"You did pay yours; but I never got the letter, for I came away after Aunty died. You see I wasn't her own niece,—only sort of a distant relation; and she took me because my own people were gone. Her son had all she left,—it wasn't much; and she told him to be good to me. But I soon saw that I was a burden, and couldn't bear to stay. So I went away, to take care of myself. I liked it at first; but this winter, times are so hard and work so scarce, I don't get on at all."

"What do you do, miss?" asked Whittington, with added respect; because in her shabby dress and altered face he read the story of a struggle Letty was too proud to tell.

"I sew," she answered briefly, smoothing out her wet shawl with a hand so thin and small it was pathetic to see, when one remembered that nothing but a needle in those slender fingers kept want and sin at bay.

The kindly fellow seemed to feel that; and, as his eye went from his own strong right arm to the sledge-hammer it often swung, the instinct of protection so keen in manly men made him long to stand between poor Letty and the hard world he knew so well. The magnetism of sympathy irresistibly attracted iron to steel, while little needle felt assured that big hammer would be able to beat down many of the obstacles which now seemed insurmountable, if she only dared to ask for aid. But help came without the asking.

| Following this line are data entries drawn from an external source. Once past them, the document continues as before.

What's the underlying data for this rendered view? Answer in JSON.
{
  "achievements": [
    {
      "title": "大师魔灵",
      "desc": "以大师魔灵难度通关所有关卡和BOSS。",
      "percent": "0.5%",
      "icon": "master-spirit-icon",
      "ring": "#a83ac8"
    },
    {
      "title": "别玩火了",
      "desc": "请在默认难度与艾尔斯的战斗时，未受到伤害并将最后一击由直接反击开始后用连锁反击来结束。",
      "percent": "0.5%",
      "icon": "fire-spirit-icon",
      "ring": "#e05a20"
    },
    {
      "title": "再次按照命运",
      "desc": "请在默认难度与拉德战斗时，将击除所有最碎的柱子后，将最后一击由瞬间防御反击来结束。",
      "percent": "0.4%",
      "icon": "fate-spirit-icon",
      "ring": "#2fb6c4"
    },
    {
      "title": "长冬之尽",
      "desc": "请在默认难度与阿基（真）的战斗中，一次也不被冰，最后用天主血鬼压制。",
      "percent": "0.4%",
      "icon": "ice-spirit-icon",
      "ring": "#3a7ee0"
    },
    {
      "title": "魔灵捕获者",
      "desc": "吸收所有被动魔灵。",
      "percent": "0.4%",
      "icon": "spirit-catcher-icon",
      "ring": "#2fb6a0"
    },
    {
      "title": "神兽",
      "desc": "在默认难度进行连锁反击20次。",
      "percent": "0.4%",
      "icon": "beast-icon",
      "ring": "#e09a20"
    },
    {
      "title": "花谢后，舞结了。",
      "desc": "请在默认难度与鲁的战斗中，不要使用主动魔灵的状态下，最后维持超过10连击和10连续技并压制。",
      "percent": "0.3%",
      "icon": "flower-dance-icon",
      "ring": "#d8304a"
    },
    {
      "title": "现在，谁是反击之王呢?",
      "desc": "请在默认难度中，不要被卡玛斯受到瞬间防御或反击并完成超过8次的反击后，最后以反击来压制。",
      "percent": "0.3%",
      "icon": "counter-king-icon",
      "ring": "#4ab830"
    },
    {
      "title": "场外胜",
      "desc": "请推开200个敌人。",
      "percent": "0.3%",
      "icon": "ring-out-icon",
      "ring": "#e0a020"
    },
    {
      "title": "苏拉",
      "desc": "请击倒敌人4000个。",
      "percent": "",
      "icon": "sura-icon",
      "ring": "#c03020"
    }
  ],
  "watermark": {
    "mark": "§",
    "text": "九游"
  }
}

"Been after work, you say? Why, we could give you heaps of it, if you don't mind it's being coarse and plain. This sort of thing, you know," touching his red shirt with a business-like air. "Our men use 'em altogether, and like 'em strong in the seams. Some ain't, and buttons fly off just looking at 'em. That makes a fellow mad, and swearing comes easy."

But Letty shook her head, though she couldn't help smiling at his sober way of explaining the case and its sad consequences.

"I've tried that work, and it doesn't pay. Six cents for a shirt, and sometimes only four, isn't enough to earn one's board and clothes and fire, even if one made half a dozen a day. You can't get them for that, and somebody grows rich while we starve.

"Hanged if I ever buy another! See here, you make me enough for a year, and we'll have a fair bargain between us. That is, if you can't do better and don't mind," he added, suddenly abating his warmth and looking almost bashful over the well-meant proposal.

"I'd love to do it. Only you mustn't pay too much," said Letty, glad of any thing to keep her hands and thoughts busy, for life was very bare and cold just then.

"All right. I'll see to it directly, and nobody be the wiser," returned her new employer, privately resolving to order a bale of red flannel on the morrow, and pay fabulous prices for the work of the little friend who had once kept him from worse than starvation.